J’ai été surpris lorsque les participants du Pas de Calais ont rendu compte de la manière dont s’est déroulée la journée du 11 octobre à Paris. Ils ont expliqué que des tribuns, dont il vantait les qualités, se sont succédés à la tribune devant un parterre d’auditeurs. La forme de cette rencontre m’a surpris, choqué même.

Cette forme d’échange reproduit la culture dominante instituant une coupure entre l’élite qui tient le discours (économique, politique, culturel, religieux, révolutionnaire même…), et le grand nombre invité à écouter cette élite experte. Occasionnellement, dans des formes convenues, un petit nombre du grand nombre à le droit de poser des questions.

Elle reproduit cette approche du politique où « le peuple souverain » est invité, à intervalles réguliers à voter pour celui qui aura su le mieux le séduire par son discours électoral.
Cette forme permet, dans le meilleur des cas, de choisir entre des pensées pré-élaborées par une élite, dans le pire, de choisir le plus démagogue. En tous cas, elle ne permet pas de construire de la pensée collective. Elle reconduit le rapport au politique que les citoyens boycottent ou rejettent : ce rapport où chacun n’est pas invité à s’exprimer sur le monde qu’il souhaite, mais à choisir entre des visions pensées par d’autres que lui.
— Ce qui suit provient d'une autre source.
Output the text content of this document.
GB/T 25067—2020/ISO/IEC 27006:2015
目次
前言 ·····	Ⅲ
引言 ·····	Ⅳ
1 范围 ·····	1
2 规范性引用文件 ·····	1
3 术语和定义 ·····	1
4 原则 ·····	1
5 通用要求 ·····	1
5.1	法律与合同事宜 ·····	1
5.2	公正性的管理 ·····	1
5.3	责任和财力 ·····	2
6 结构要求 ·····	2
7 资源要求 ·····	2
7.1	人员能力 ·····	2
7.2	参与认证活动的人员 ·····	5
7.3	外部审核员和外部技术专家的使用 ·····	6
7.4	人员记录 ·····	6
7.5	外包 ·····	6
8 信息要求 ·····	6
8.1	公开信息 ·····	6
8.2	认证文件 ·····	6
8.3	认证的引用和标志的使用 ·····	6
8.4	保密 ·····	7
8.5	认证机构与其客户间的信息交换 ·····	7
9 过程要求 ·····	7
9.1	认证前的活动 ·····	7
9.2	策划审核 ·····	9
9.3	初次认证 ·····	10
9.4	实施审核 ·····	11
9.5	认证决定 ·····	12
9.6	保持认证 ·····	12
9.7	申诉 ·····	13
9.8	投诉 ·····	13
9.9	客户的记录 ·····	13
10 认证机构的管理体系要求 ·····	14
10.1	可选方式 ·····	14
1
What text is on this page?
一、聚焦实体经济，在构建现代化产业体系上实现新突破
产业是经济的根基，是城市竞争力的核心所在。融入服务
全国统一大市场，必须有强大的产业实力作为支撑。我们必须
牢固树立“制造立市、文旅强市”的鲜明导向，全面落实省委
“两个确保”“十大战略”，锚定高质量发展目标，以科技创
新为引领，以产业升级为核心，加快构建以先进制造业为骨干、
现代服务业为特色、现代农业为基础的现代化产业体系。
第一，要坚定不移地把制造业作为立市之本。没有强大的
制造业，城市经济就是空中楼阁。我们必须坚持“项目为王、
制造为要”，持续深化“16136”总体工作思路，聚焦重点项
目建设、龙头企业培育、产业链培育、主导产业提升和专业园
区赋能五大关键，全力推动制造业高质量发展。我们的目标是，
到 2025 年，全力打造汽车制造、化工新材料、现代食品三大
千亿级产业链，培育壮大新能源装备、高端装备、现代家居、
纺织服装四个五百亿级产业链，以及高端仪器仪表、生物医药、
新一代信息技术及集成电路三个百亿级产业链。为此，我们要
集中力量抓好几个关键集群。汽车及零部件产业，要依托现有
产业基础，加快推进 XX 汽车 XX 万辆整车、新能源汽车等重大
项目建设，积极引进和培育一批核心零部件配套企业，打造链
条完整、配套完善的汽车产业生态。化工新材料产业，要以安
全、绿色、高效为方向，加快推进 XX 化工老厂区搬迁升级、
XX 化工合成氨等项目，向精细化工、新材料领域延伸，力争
Politiquement, cela conduit à laisser le pouvoir aux élites, à protéger leurs intérêts et ceux de leurs alliés et laisser le grand nombre floué.

La construction d’une nouvelle force politique nécessite d’inventer une nouvelle culture politique et les formes qu’elle peut prendre. Il s’agit de changer le rapport entre ceux qui pensent et ceux qui suivent, repenser une démocratie plus large qu’un jeu d’addition. Cela nécessite obligatoirement une autre manière de s’organiser pour penser le politique : permettre l’expression de chacun, l’écoute de tous, le choc des idées et la production des représentations nouvelles qui naîtront de ces échanges. Des méthodes pour réfléchir ensemble, y compris en grand nombre existent, il faut les utiliser et commencer tout de suite.

Notre projet, pour réussir, ne peut pas se limiter à changer les étiquettes de Partis, à changer le personnel politique ou les élites pensantes. Il faut changer la manière de produire la pensée et pour cela, il convient de revoir les formes des échanges. Aussi faut-il se hâter lentement à revoir notre organisation car l’écoute prend du temps, et l’apprentissage se fait par essais et erreurs.

Militant d’éducation populaire depuis 35 ans à Culture et Liberté, depuis 6 ans à ATTAC, c’est à cette tâche que je m’attache. Je pense que l’appel de Politis, et d’autres initiatives, peuvent contribuer, à créer une lame de fond révolutionnaire. Notre pays, notre Europe, notre monde en a besoin.